We can see that the equation of our best fitted line is:

$ Sales = 0.1127 + 0.6284  \times  TV + 0.2221  \times  Radio   $


## Building Model 2 without Scaling

In [None]:
from sklearn.model_selection import train_test_split

# We specify this so that the train and test data set always have the same rows, respectively
np.random.seed(0)
df_train, df_test = train_test_split(advertising, train_size = 0.7, test_size = 0.3, random_state = 100)

In [None]:
y_train = df_train.pop('Sales')
X_train = df_train
X_train  = X_train.drop('Newspaper', 1,)

In [None]:
X_train.head()

In [None]:
# Add a constant
X_train_lm = sm.add_constant(X_train )

In [None]:
# Create a first fitted model
lr_3 = sm.OLS(y_train, X_train_lm).fit()

In [None]:
# Check the parameters obtained

lr_3.params

In [None]:

# Print a summary of the linear regression model obtained
print(lr_3.summary())

## Step 7: Residual Analysis of the train data

So, now to check if the error terms are also normally distributed (which is infact, one of the major assumptions of linear regression), let us plot the histogram of the error terms and see what it looks like.

In [None]:
y_train_price = lr_3.predict(X_train_lm)

In [None]:
# Plot the histogram of the error terms
fig = plt.figure()
sns.distplot((y_train - y_train_price), bins = 20)
fig.suptitle('Error Terms', fontsize = 20)                  # Plot heading 
plt.xlabel('Errors', fontsize = 18)                         # X-label

## Step 8: Making Predictions Using the Final Model 3

Now that we have fitted the model and checked the normality of error terms, it's time to go ahead and make predictions using the final, i.e. fourth model.

In [None]:
# Dividing into X_test and y_test
y_test = df_test.pop('Sales')
X_test = df_test

In [None]:
# Adding constant variable to test dataframe
X_test_m3 = sm.add_constant(X_test)

In [None]:
# Creating X_test_m4 dataframe by dropping variables from X_test_m4

X_test_m3 = X_test_m3.drop(["Newspaper" ], axis = 1)

In [None]:
# Making predictions using the fourth model

y_pred_m3 = lr_3.predict(X_test_m3)

## Step 9b: Model Evaluation

Let's now plot the graph for actual versus predicted values.

In [None]:
# Plotting y_test and y_pred to understand the spread

fig = plt.figure()
plt.scatter(y_test, y_pred_m4)
fig.suptitle('y_test vs y_pred', fontsize = 20)              # Plot heading 
plt.xlabel('y_test', fontsize = 18)                          # X-label
plt.ylabel('y_pred', fontsize = 16)      
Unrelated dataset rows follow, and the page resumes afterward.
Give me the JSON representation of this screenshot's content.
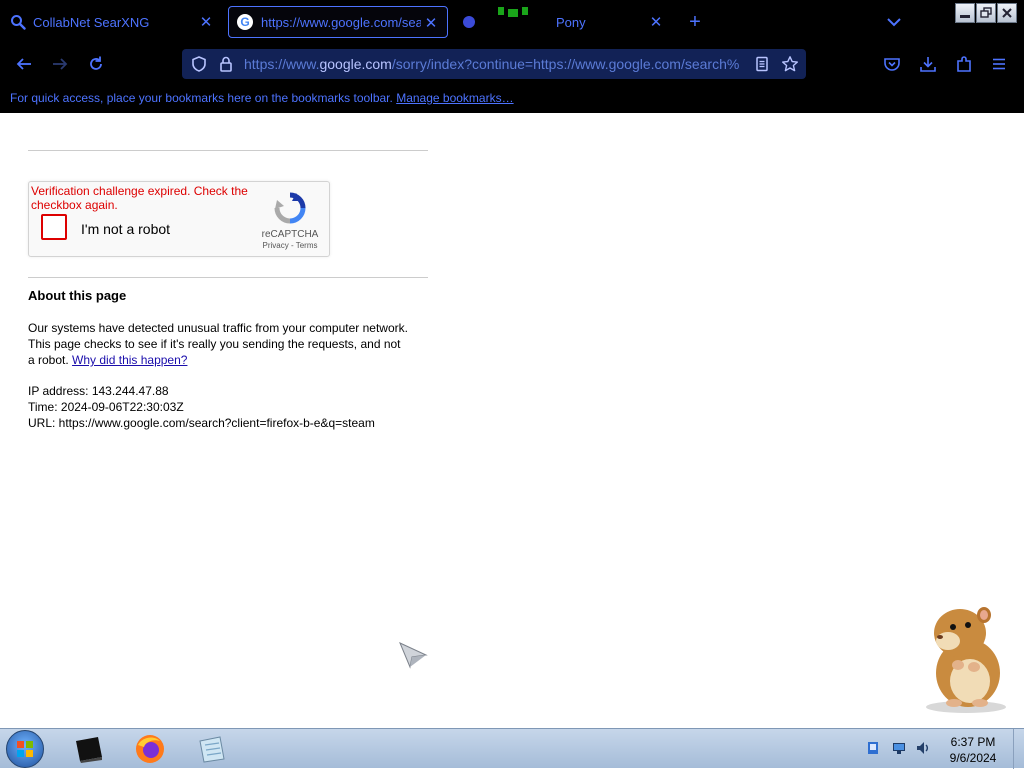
{
  "browser": {
    "tabs": [
      {
        "title": "CollabNet SearXNG",
        "close": "✕"
      },
      {
        "title": "https://www.google.com/sear",
        "close": "✕"
      },
      {
        "title": "Pony",
        "close": "✕"
      }
    ],
    "new_tab": "+",
    "address": {
      "prefix": "https://www.",
      "domain": "google.com",
      "path": "/sorry/index?continue=https://www.google.com/search%"
    },
    "bookmarks_bar": {
      "text": "For quick access, place your bookmarks here on the bookmarks toolbar.",
      "link": "Manage bookmarks…"
    },
    "accent_color": "#4d73ff"
  },
  "page": {
    "recaptcha": {
      "error": "Verification challenge expired. Check the checkbox again.",
      "label": "I'm not a robot",
      "brand": "reCAPTCHA",
      "links": "Privacy - Terms",
      "error_color": "#dd0000"
    },
    "about": {
      "heading": "About this page",
      "paragraph": "Our systems have detected unusual traffic from your computer network. This page checks to see if it's really you sending the requests, and not a robot.",
      "link": "Why did this happen?"
    },
    "info": {
      "ip": "IP address: 143.244.47.88",
      "time": "Time: 2024-09-06T22:30:03Z",
      "url": "URL: https://www.google.com/search?client=firefox-b-e&q=steam"
    }
  },
  "taskbar": {
    "time": "6:37 PM",
    "date": "9/6/2024"
  }
}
We can see that the equation of our best fitted line is:

$ Sales = 4.4251 + 0.0540  \times  TV + 0.1137  \times  Radio   $


**Final Conclusions:**

1. R-sqaured and Adjusted R-squared - 0.910 and 0.909 - 90% of variance in data is explained by our model.

2. F-stats  - 692.3  means Model fit is  Statistically significant and 90%
variance explained by model is just not by chance.


3. p-values - p-values for all the coefficients is less than the significance level of 0.05. - means that all the predictors are statistically significant.